Spiritual Sunday
Today’s Lenten poem is Oscar Wilde’s “E Tenebris,” Latin for “out of darkness.” Addressing Christ, the speaker feels that he is drowning in a stormier sea “than Simon on thy lake of Galilee” and that his heart “is as some famine-murdered land,/Whence all good things have perished utterly.” (Coleridge’s Ancient Mariner talks of being unable to pray because his heart is “as dry as dust.”) Were he to call out to Christ, the speaker feels that he would receive no more response that the pagan prophets received from Baal in their fire-starting contest with Elijah.
Incidentally, the poet’s sense of being abandoned by God—” He sleeps perchance, or rideth to the chase”—reminds me of a passage in Thomas Hardy’s Tess of the d’Urbervilles. When Tess is raped, Hardy asks about divine protectors:
But, might some say, where was Tess’s guardian angel? where was the providence of her simple faith? Perhaps, like that other god of whom the ironical Tishbite spoke, he was talking, or he was pursuing, or he was in a journey, or he was sleeping and not to be awaked.

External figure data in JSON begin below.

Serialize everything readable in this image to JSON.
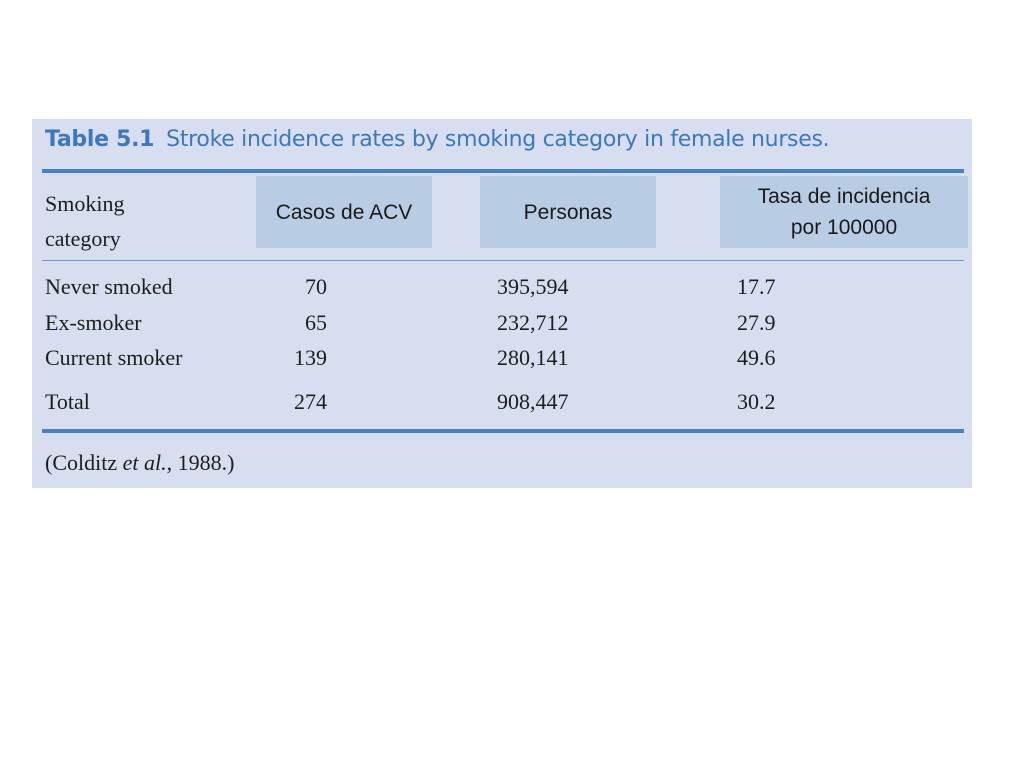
{
  "table": {
    "number": "Table 5.1",
    "title": "Stroke incidence rates by smoking category in female nurses.",
    "header": {
      "category_line1": "Smoking",
      "category_line2": "category",
      "cases": "Casos de ACV",
      "persons": "Personas",
      "rate_line1": "Tasa de incidencia",
      "rate_line2": "por 100000"
    },
    "rows": [
      {
        "category": "Never smoked",
        "cases": "70",
        "persons": "395,594",
        "rate": "17.7"
      },
      {
        "category": "Ex-smoker",
        "cases": "65",
        "persons": "232,712",
        "rate": "27.9"
      },
      {
        "category": "Current smoker",
        "cases": "139",
        "persons": "280,141",
        "rate": "49.6"
      }
    ],
    "total": {
      "category": "Total",
      "cases": "274",
      "persons": "908,447",
      "rate": "30.2"
    },
    "source_prefix": "(Colditz ",
    "source_italic": "et al.",
    "source_suffix": ", 1988.)"
  },
  "colors": {
    "panel_bg": "#d6deef",
    "title_blue": "#3d78bf",
    "rule_blue": "#4a80c6",
    "header_box": "#b8cce4"
  }
}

The poet is reassured in the last three lines of the sonnet. Christ’s wounded hands and “weary human face” indicate that he has not in fact abandoned us. He is down here after all, suffering along with us.
E Tenebris
Come down, O Christ, and help me! reach thy hand,
For I am drowning in a stormier sea
Than Simon on thy lake of Galilee:
The wine of life is spilt upon the sand,
My heart is as some famine-murdered land,
Whence all good things have perished utterly,
And well I know my soul in Hell must lie
If I this night before God’s throne should stand.
“He sleeps perchance, or rideth to the chase,
Like Baal, when his prophets howled that name
From morn to noon on Carmel’s smitten height.”
Nay, peace, I shall behold before the night,
The feet of brass, the robe more white than flame,
The wounded hands, the weary human face.